Abstract

Growth of the malaria parasite in human red blood cells (RBCs) is accompanied by an increased uptake of many solutes including anions, sugars, purines, amino acids and organic cations. Although the pharmacological properties and selectivity of this uptake suggest that a chloride channel is involved, the precise mechanism has not been identified. Moreover, the location of this uptake in the infected RBC is unknown because tracer studies are complicated by possible uptake through fluid-phase pinocytosis or membranous ducts. Here we have studied the permeability of infected RBCs using the whole-cell voltage-clamp method. With this method, uninfected RBCs had ohmic whole-cell conductances of less than 100 pS, consistent with their low tracer permeabilities. In contrast, trophozoite-infected RBCs exhibited voltage-dependent, non-saturating currents that were 150-fold larger, predominantly carried by anions and abruptly abolished by channel blockers.

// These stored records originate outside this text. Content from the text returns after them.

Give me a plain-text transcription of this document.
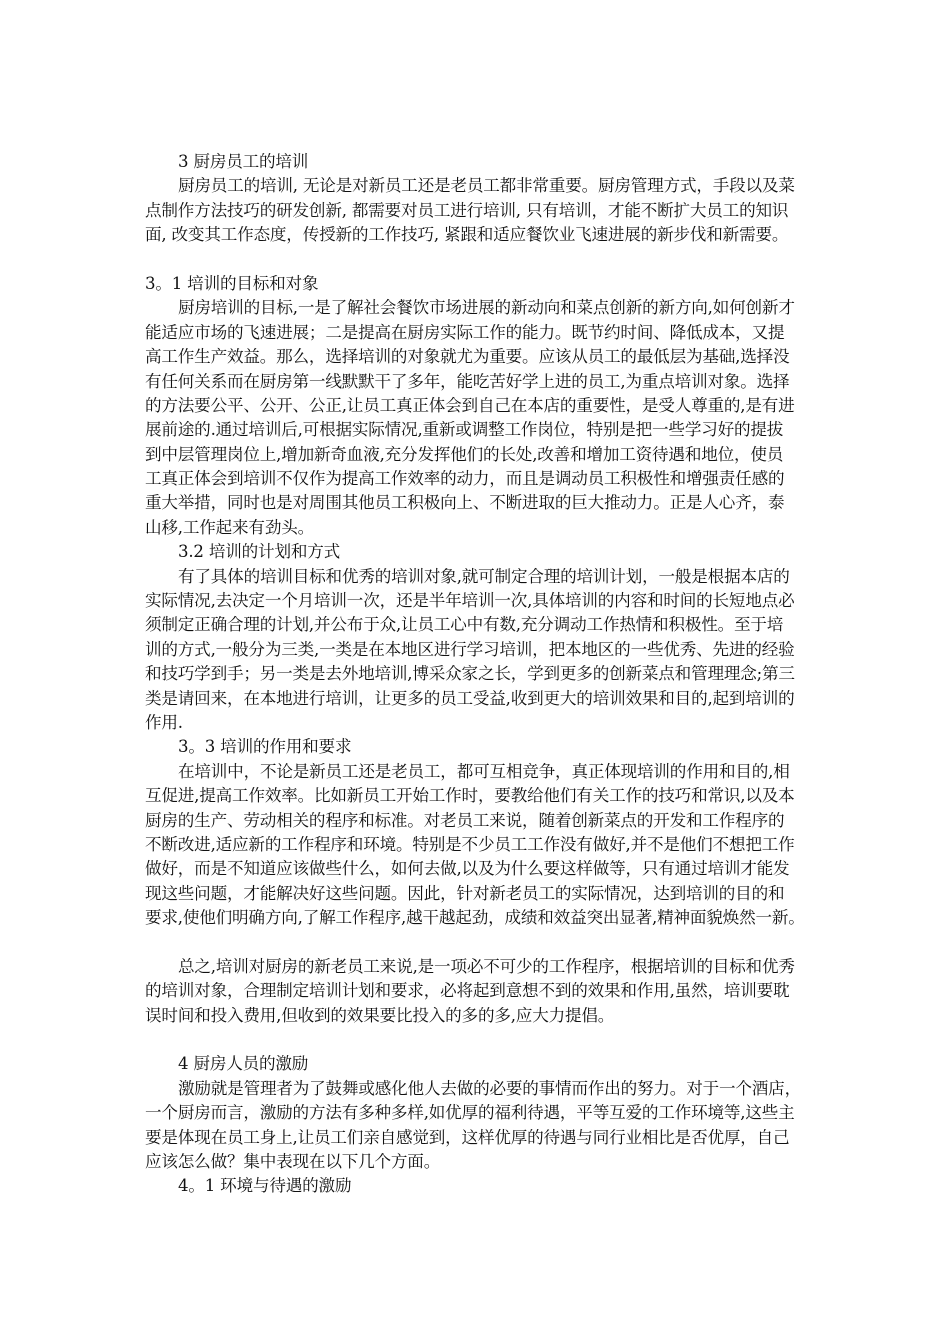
3 厨房员工的培训
厨房员工的培训, 无论是对新员工还是老员工都非常重要。厨房管理方式，手段以及菜
点制作方法技巧的研发创新, 都需要对员工进行培训, 只有培训，才能不断扩大员工的知识
面, 改变其工作态度，传授新的工作技巧, 紧跟和适应餐饮业飞速进展的新步伐和新需要。
3。1 培训的目标和对象
厨房培训的目标,一是了解社会餐饮市场进展的新动向和菜点创新的新方向,如何创新才
能适应市场的飞速进展；二是提高在厨房实际工作的能力。既节约时间、降低成本，又提
高工作生产效益。那么，选择培训的对象就尤为重要。应该从员工的最低层为基础,选择没
有任何关系而在厨房第一线默默干了多年，能吃苦好学上进的员工,为重点培训对象。选择
的方法要公平、公开、公正,让员工真正体会到自己在本店的重要性，是受人尊重的,是有进
展前途的.通过培训后,可根据实际情况,重新或调整工作岗位，特别是把一些学习好的提拔
到中层管理岗位上,增加新奇血液,充分发挥他们的长处,改善和增加工资待遇和地位，使员
工真正体会到培训不仅作为提高工作效率的动力，而且是调动员工积极性和增强责任感的
重大举措，同时也是对周围其他员工积极向上、不断进取的巨大推动力。正是人心齐，泰
山移,工作起来有劲头。
3.2 培训的计划和方式
有了具体的培训目标和优秀的培训对象,就可制定合理的培训计划，一般是根据本店的
实际情况,去决定一个月培训一次，还是半年培训一次,具体培训的内容和时间的长短地点必
须制定正确合理的计划,并公布于众,让员工心中有数,充分调动工作热情和积极性。至于培
训的方式,一般分为三类,一类是在本地区进行学习培训，把本地区的一些优秀、先进的经验
和技巧学到手；另一类是去外地培训,博采众家之长，学到更多的创新菜点和管理理念;第三
类是请回来，在本地进行培训，让更多的员工受益,收到更大的培训效果和目的,起到培训的
作用.
3。3 培训的作用和要求
在培训中，不论是新员工还是老员工，都可互相竞争，真正体现培训的作用和目的,相
互促进,提高工作效率。比如新员工开始工作时，要教给他们有关工作的技巧和常识,以及本
厨房的生产、劳动相关的程序和标准。对老员工来说，随着创新菜点的开发和工作程序的
不断改进,适应新的工作程序和环境。特别是不少员工工作没有做好,并不是他们不想把工作
做好，而是不知道应该做些什么，如何去做,以及为什么要这样做等，只有通过培训才能发
现这些问题，才能解决好这些问题。因此，针对新老员工的实际情况，达到培训的目的和
要求,使他们明确方向,了解工作程序,越干越起劲，成绩和效益突出显著,精神面貌焕然一新。
总之,培训对厨房的新老员工来说,是一项必不可少的工作程序，根据培训的目标和优秀
的培训对象，合理制定培训计划和要求，必将起到意想不到的效果和作用,虽然，培训要耽
误时间和投入费用,但收到的效果要比投入的多的多,应大力提倡。
4 厨房人员的激励
激励就是管理者为了鼓舞或感化他人去做的必要的事情而作出的努力。对于一个酒店，
一个厨房而言，激励的方法有多种多样,如优厚的福利待遇，平等互爱的工作环境等,这些主
要是体现在员工身上,让员工们亲自感觉到，这样优厚的待遇与同行业相比是否优厚，自己
应该怎么做？集中表现在以下几个方面。
4。1 环境与待遇的激励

Patch-clamp measurements and spectral analysis confirmed that a small (< 10 pS) ion channel on the infected RBC surface, present at about 1,000 copies per cell, is responsible for these currents. Because its pharmacological properties and substrate selectivities match those seen with tracer studies, this channel accounts for the increased uptake of small solutes in infected RBCs. The surface location of this new channel and its permeability to organic solutes needed for parasite growth indicate that it may have a primary role in a sequential diffusive pathway for parasite nutrient acquisition.